Scaling Law of Sim2Real Transfer Learning in Expanding Computational Materials Databases for Real-World Predictions

TL;DR

This study demonstrates the scaling law of simulation-to-real (Sim2Real) transfer learning for several machine learning tasks in materials science, and shows that the prediction error on real systems decreases according to a power-law as the size of the computational data increases.

Abstract

To address the challenge of limited experimental materials data, extensive physical property databases are being developed based on high-throughput computational experiments, such as molecular dynamics simulations. Previous studies have shown that fine-tuning a predictor pretrained on a computational database to a real system can result in models with outstanding generalization capabilities compared to learning from scratch. This study demonstrates the scaling law of simulation-to-real (Sim2Real) transfer learning for several machine learning tasks in materials science. Case studies of three prediction tasks for polymers and inorganic materials reveal that the prediction error on real systems decreases according to a power-law as the size of the computational data increases. Observing the scaling behavior offers various insights for database development, such as determining the sample size necessary to achieve a desired performance, identifying equivalent sample sizes for physical and computational experiments, and guiding the design of data production protocols for downstream real-world tasks.

Figures (6)

• Figure 1: Transfer learning of polymer property predictions using all-atom classical MD simulations. (a) Neural network architecture. (b) Scaling behavior of Sim2Real transfer for four different properties, namely refractive index, density, specific heat capacity ($C_{\mathrm P}$), and thermal conductivity. The horizontal axis represents the simulation data size, and the vertical axis shows the MAE averaged over 100 independent trials with 90% confidence interval calculated by performing bootstrapping sampling. The dashed line is the estimated power-law with the estimated equation given at the bottom left, and the horizontal red line indicates the mean MAE for direct learning with no pretraining.
• Figure 2: Multidimensional scaling of Sim2Real transfer learning, illustrated by the density prediction of amorphous polymers. (a) Scaling to increase the amount of simulation data across various experimental dataset sizes, and (b) scaling to increase the amount of experimental data for different sizes of simulation datasets. Each line represents the MAE averaged over 500 independent trials.
• Figure 3: Model architecture of Sim2Real multitask learning used for predicting the Flory--Huggins $\chi$ parameter.
• Figure 4: Scaling law observed in the Flory--Huggins $\chi$ parameter prediction task. (a) Scaling behavior when increasing the simulation dataset size.

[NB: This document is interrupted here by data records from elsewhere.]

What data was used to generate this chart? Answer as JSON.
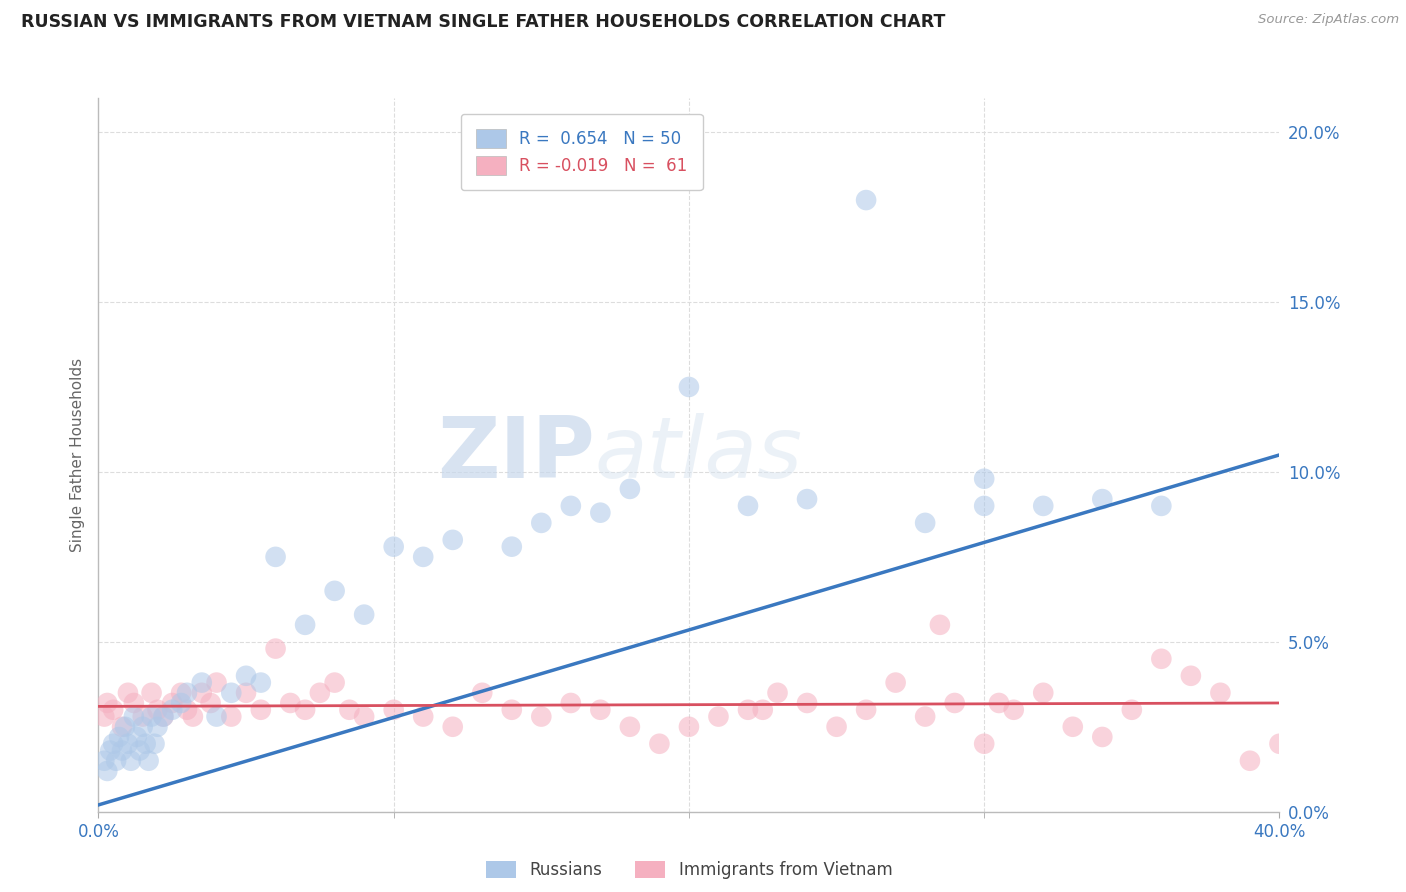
{
  "title": "RUSSIAN VS IMMIGRANTS FROM VIETNAM SINGLE FATHER HOUSEHOLDS CORRELATION CHART",
  "source": "Source: ZipAtlas.com",
  "ylabel": "Single Father Households",
  "yticks": [
    0.0,
    5.0,
    10.0,
    15.0,
    20.0
  ],
  "xticks_show": [
    0.0,
    40.0
  ],
  "xticks_grid": [
    10.0,
    20.0,
    30.0
  ],
  "blue_R": "0.654",
  "blue_N": "50",
  "pink_R": "-0.019",
  "pink_N": "61",
  "blue_color": "#adc8e8",
  "pink_color": "#f5b0c0",
  "blue_line_color": "#3a78c0",
  "pink_line_color": "#d85060",
  "legend_blue_label": "Russians",
  "legend_pink_label": "Immigrants from Vietnam",
  "watermark_ZIP": "ZIP",
  "watermark_atlas": "atlas",
  "background_color": "#ffffff",
  "blue_scatter_x": [
    0.2,
    0.3,
    0.4,
    0.5,
    0.6,
    0.7,
    0.8,
    0.9,
    1.0,
    1.1,
    1.2,
    1.3,
    1.4,
    1.5,
    1.6,
    1.7,
    1.8,
    1.9,
    2.0,
    2.2,
    2.5,
    2.8,
    3.0,
    3.5,
    4.0,
    4.5,
    5.0,
    5.5,
    6.0,
    7.0,
    8.0,
    9.0,
    10.0,
    11.0,
    12.0,
    14.0,
    15.0,
    16.0,
    17.0,
    18.0,
    20.0,
    22.0,
    24.0,
    26.0,
    28.0,
    30.0,
    30.0,
    32.0,
    34.0,
    36.0
  ],
  "blue_scatter_y": [
    1.5,
    1.2,
    1.8,
    2.0,
    1.5,
    2.2,
    1.8,
    2.5,
    2.0,
    1.5,
    2.8,
    2.2,
    1.8,
    2.5,
    2.0,
    1.5,
    2.8,
    2.0,
    2.5,
    2.8,
    3.0,
    3.2,
    3.5,
    3.8,
    2.8,
    3.5,
    4.0,
    3.8,
    7.5,
    5.5,
    6.5,
    5.8,
    7.8,
    7.5,
    8.0,
    7.8,
    8.5,
    9.0,
    8.8,
    9.5,
    12.5,
    9.0,
    9.2,
    18.0,
    8.5,
    9.8,
    9.0,
    9.0,
    9.2,
    9.0
  ],
  "pink_scatter_x": [
    0.2,
    0.3,
    0.5,
    0.8,
    1.0,
    1.2,
    1.5,
    1.8,
    2.0,
    2.2,
    2.5,
    2.8,
    3.0,
    3.2,
    3.5,
    3.8,
    4.0,
    4.5,
    5.0,
    5.5,
    6.0,
    6.5,
    7.0,
    7.5,
    8.0,
    8.5,
    9.0,
    10.0,
    11.0,
    12.0,
    13.0,
    14.0,
    15.0,
    16.0,
    17.0,
    18.0,
    19.0,
    20.0,
    21.0,
    22.0,
    23.0,
    24.0,
    25.0,
    26.0,
    27.0,
    28.0,
    29.0,
    30.0,
    31.0,
    32.0,
    33.0,
    34.0,
    35.0,
    36.0,
    37.0,
    38.0,
    39.0,
    40.0,
    28.5,
    22.5,
    30.5
  ],
  "pink_scatter_y": [
    2.8,
    3.2,
    3.0,
    2.5,
    3.5,
    3.2,
    2.8,
    3.5,
    3.0,
    2.8,
    3.2,
    3.5,
    3.0,
    2.8,
    3.5,
    3.2,
    3.8,
    2.8,
    3.5,
    3.0,
    4.8,
    3.2,
    3.0,
    3.5,
    3.8,
    3.0,
    2.8,
    3.0,
    2.8,
    2.5,
    3.5,
    3.0,
    2.8,
    3.2,
    3.0,
    2.5,
    2.0,
    2.5,
    2.8,
    3.0,
    3.5,
    3.2,
    2.5,
    3.0,
    3.8,
    2.8,
    3.2,
    2.0,
    3.0,
    3.5,
    2.5,
    2.2,
    3.0,
    4.5,
    4.0,
    3.5,
    1.5,
    2.0,
    5.5,
    3.0,
    3.2
  ],
  "blue_line_x0": 0.0,
  "blue_line_x1": 40.0,
  "blue_line_y0": 0.2,
  "blue_line_y1": 10.5,
  "pink_line_x0": 0.0,
  "pink_line_x1": 40.0,
  "pink_line_y0": 3.1,
  "pink_line_y1": 3.2
}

The horizontal axis represents the number of polymer--solvent pairs used as the simulation dataset, and the vertical axis shows the average MAE of 100 independent trials with 90% confidence interval calculated via bootstrapping. The dashed line is the estimated power-law with the estimated equation given at the bottom left, and the horizontal red line indicates the average MAE for direct learning without pretraining. (b) Scaling behaviors across different sizes of experimental data, and (c) scaling to increase the experimental dataset for different simulation dataset sizes. Each line shows the average MAE over 100 trials.
• Figure 5: (a) Observation of Sim2Real scaling behaviors for different polymer classes in the $\chi$ parameter prediction task. Test instances of polymer--solvent pairs were classified into 11 classes based on structural features. The $m$ value is denoted in the upper-right corner of each panel. (b) Predictive capability of COSMO-RS simulations (horizontal axis) against experimental values (vertical axis) for each of the 11 polymer classes in the $\chi$ parameter predictions.